I think that this “coming together” or “combination” is a part of what makes these poems important, especially in light of the other retro-avant-garde pieces Mac Low produced (for Schwitters, for Pound, for Woolf, for Dickinson). While less elegiac than either the Schwitters or the Pound sequences, and less an exercise in diastic experiment than the Woolf or Dickinson poems, The Stein Poems seem to occupy a mediatory space, not necessarily tied to any one element of Mac Low’s general poetics. As I hope to expand upon in the sections that follow, I think that these Stein poems navigate the larger issues of Mac Low’s work in a way that makes them particularly well suited as a litmus test for my own theory of a postanarchist reading practice.
You seem to be suggesting in your response that Cage is more traditionally an “author” in the moments when he edits the source text, which I would agree with (though I think you might need to explain the difference you see between Cage and Mac Low in more detail as you go on/revise). Is there a subtle goal, then, to Cage’s writing that Mac Low avoids? Is that goal a “beautiful” text?
I’m also curious how you would compare Cage’s “organizing” and Mac Low’s “interacting” to conceptualist writing practices. Maybe that’s something to think about, either in a later Mac Low entry or (more profitably?) when you turn your attention to the conceptualists?
I quick question about terminology in your response to Mike’s comment: is “retro-avant-garde” the right term, or would be “arriere-garde” (which Perloff picks up from William Marx and uses throughout her _Unoriginal Genius_) be more appropriate? You should probably be able to justify either–I just want to make sure you’re consciously choosing between the two.
I went with “retro-avant-garde” here, as opposed to “arriere-garde,” for two reasons.
First of all, I like the elegiac connotations of “retro-avant-garde,” and I think that for that reason it’s especially well suited to Mac Low’s elegiac reading-throughs that emphasize at once influence/tradition, and the desire to leave the dead behind to pave the way for new forms of engagement/writing/reading.

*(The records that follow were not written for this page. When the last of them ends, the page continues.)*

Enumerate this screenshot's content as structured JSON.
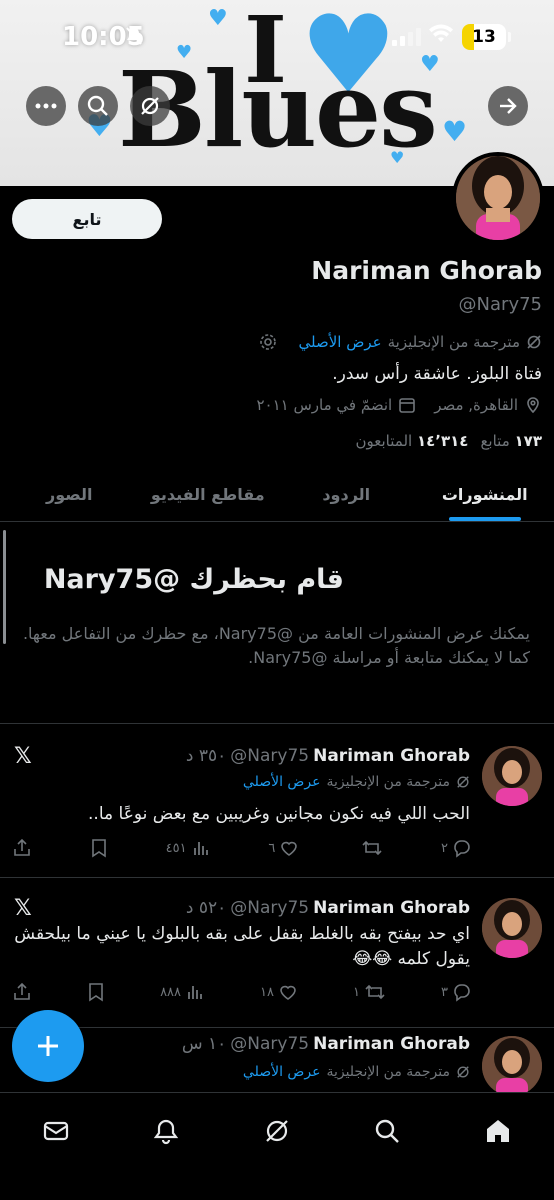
{
  "status_bar": {
    "time": "10:05",
    "battery": "13"
  },
  "profile": {
    "follow_label": "تابع",
    "name": "Nariman Ghorab",
    "handle": "@Nary75",
    "translated_label": "مترجمة من الإنجليزية",
    "show_original": "عرض الأصلي",
    "bio": "فتاة البلوز. عاشقة رأس سدر.",
    "location": "القاهرة, مصر",
    "joined": "انضمّ في مارس ٢٠١١",
    "following_count": "١٧٣",
    "following_label": "متابع",
    "followers_count": "١٤٬٣١٤",
    "followers_label": "المتابعون"
  },
  "tabs": [
    "المنشورات",
    "الردود",
    "مقاطع الفيديو",
    "الصور"
  ],
  "blocked": {
    "title": "قام بحظرك @Nary75",
    "description": "يمكنك عرض المنشورات العامة من @Nary75، مع حظرك من التفاعل معها. كما لا يمكنك متابعة أو مراسلة @Nary75."
  },
  "tweets": [
    {
      "name": "Nariman Ghorab",
      "handle": "@Nary75",
      "time": "٣٥٠ د",
      "translated": "مترجمة من الإنجليزية",
      "show_original": "عرض الأصلي",
      "text": "الحب اللي فيه نكون مجانين وغريبين مع بعض نوعًا ما..",
      "replies": "٢",
      "reposts": "",
      "likes": "٦",
      "views": "٤٥١"
    },
    {
      "name": "Nariman Ghorab",
      "handle": "@Nary75",
      "time": "٥٢٠ د",
      "text": "اي حد بيفتح بقه بالغلط بقفل على بقه بالبلوك يا عيني ما بيلحقش يقول كلمه 😂😂",
      "replies": "٣",
      "reposts": "١",
      "likes": "١٨",
      "views": "٨٨٨"
    },
    {
      "name": "Nariman Ghorab",
      "handle": "@Nary75",
      "time": "١٠ س",
      "translated": "مترجمة من الإنجليزية",
      "show_original": "عرض الأصلي"
    }
  ],
  "banner_text": {
    "top": "I",
    "bottom": "Blues"
  },
  "colors": {
    "accent": "#1d9bf0",
    "muted": "#71767b",
    "background": "#000000",
    "banner_heart": "#43aef0"
  }
}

Secondly, on a somewhat personal level, I associate r-a-g with Tyrus Miller’s work in _Singular Examples_, and a-g with the Perloff you mention. Miller’s work is decidedly more in line with my own (there are a number of intersections between his theory of the “example” and my theory of the “plateau” in my own work.
I don’t think that Cage is more invested in a “beautiful” text than Mac Low. Mac Low often discusses the pleasure of producing both traditional and deterministic work, and that he always wants the end result to be beautiful in some sense. (The Stein Poems in particular are examples of Mac Low working to imbue systemic results with prosody, with rhythm).
I think that the difference is in engagement. I think of Cage’s work with the text much like his watercolors using rocks: there is the rock, and that’s the shape, and you paint around it; there is the text, and that’s what you’re given, and you work within it/you organize it. Mac Low seems to address his outputs as collaborators. Strange enough, I think your observation is correct. Despite Mac Low’s frankness about his use of choice/taste, in these instances of the interplay of choice/chance, Cage is indeed “more traditionally an ‘author.'” And I love that.
Re: your notes on the conceptualists, I will certainly file that idea away for when I get to them. And I’ll link back to here when I do.